Özellikle UV radyasyonu, solaryum, yoğun yaşam temposu, değişken hava koşulları, sigara, alkol, aşırı kahve tüketimi, cilt tipine uygun olmayan kozmetik kullanımı ve kötü beslenme gibi nedenler ciltte kırışıklıklara yol açabilir. Yüz, göz kenarları veya boyunda kırışma, gevşeme veya sarkma eğilimi varsa tek başına veya bazen diğer tedavilerle kombine olarak uygulanabilir.
Cildi yenileyen lazer, ultrason, radyofrekans ve VPL daha başarılı sonuçlar alınmasını sağlar.
Botoks öncesi veya sonrası mezo-lift dolgu teknikleri cilt sarkmalarını gözle görülür şekilde ortadan kaldırabilir.
Bu işlemde çok ince uçlu bir iğneye sahip özel olarak hazırlanmış bir şırınga kullanılır. Bu işleme başlamadan önce, enjekte edilecek yüz bölgesine anestezik krem uygulandığı da unutulmamalıdır. Bu nedenle işlem ağrılı değildir. Anestezik kremin etkisi geçtikten sonra, hastaya zorlanabilecek bir ağrı yoktur.
Bu konuda endişelenmeye gerek yoktur. Ağrısız bir işlem olduğu için belli şartlar sağlandığı takdirde dileyen herkesin bu işlemden faydalanabileceği söylenebilir.
Günümüzde, dermokozmetikte uygulanması çok popüler hale gelmiştir ve özellikle yaşlanmanın etkileriyle mücadele etmek için geniş bir tedavi yelpazesi mevcuttur. Mezoterapinin temeli, cilt hücrelerinin tedavisi ve yenilenmesidir.

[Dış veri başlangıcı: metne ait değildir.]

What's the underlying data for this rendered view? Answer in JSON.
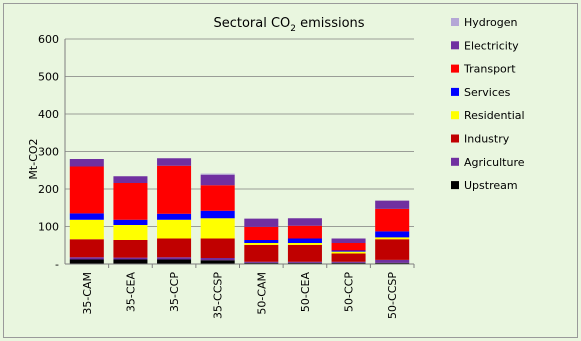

Bu uygulamanın amacı, cilt altında sentezlenen protein yapılarını yeniden sentezleyerek vücuttaki kolajen üretimini artırmaktır. Mezoterapi, dışarıdan müdahaleler yerine cildin kendi onarım mekanizmalarını harekete geçirdiği için diğer yöntemlere göre oldukça avantajlı bir seçenektir.
Mezoterapide mikroenjeksiyon tekniği kullanılarak az miktarda ilaçla doğrudan sorunlu bölgeye müdahale edilir ve bu da hızlı sonuç alınmasını sağlar. Tedavi ve sonrası bakım çok rahattır. Enjeksiyon bölgesinde geçici kızarıklık ve morarma oluşabilir, ancak bu etkiler bir veya iki gün içinde kaybolur. Kullanılan aktif maddeler kan dolaşımına girmez.
Ameliyat sonrası sorunlardan kaçınmak için bazı konuların farkında olmakta fayda vardır. Aşağıdaki bilgiler nelere dikkat etmeniz gerektiğini anlamanıza yardımcı olmak için verilmiştir:
Cildin yenilenmesini sağlayan nem dengesini artırmak için vitaminler, kendini yenileyiciler, selenyum ve somondan üretilen kolajen kullanılır. Yaşlanma karşıtı özelliklere sahip vitaminler ince uçlu bir iğne aracılığıyla cilde enjekte edilir.
Çeşitli maddelerden elde edilen bileşenler cilde uygulanır ve canlılık ve parlaklık etkileri hemen görülebilir. Zamanla cilt daha sıkı ve elastik hale gelir. Cilt tonu düzensizlikleri giderilir. Kırışıklıklar azalır. Vücuttaki kolajen üretimi uyarılır. Güneş ışığının neden olduğu cilt hasarı onarılır.
Bu etkilerden sorumlu olan maddeler aşağıdaki gibidir;
Uygulanan bu maddeler aktif bileşenleri oluşturur ve yaşlanma karşıtı bir etki yaratır. Hücre metabolizması uyarılır ve hidrojen iyonları yenilenir. Cilt canlanır ve sıkılaşır, genç bir görünüm kazanır.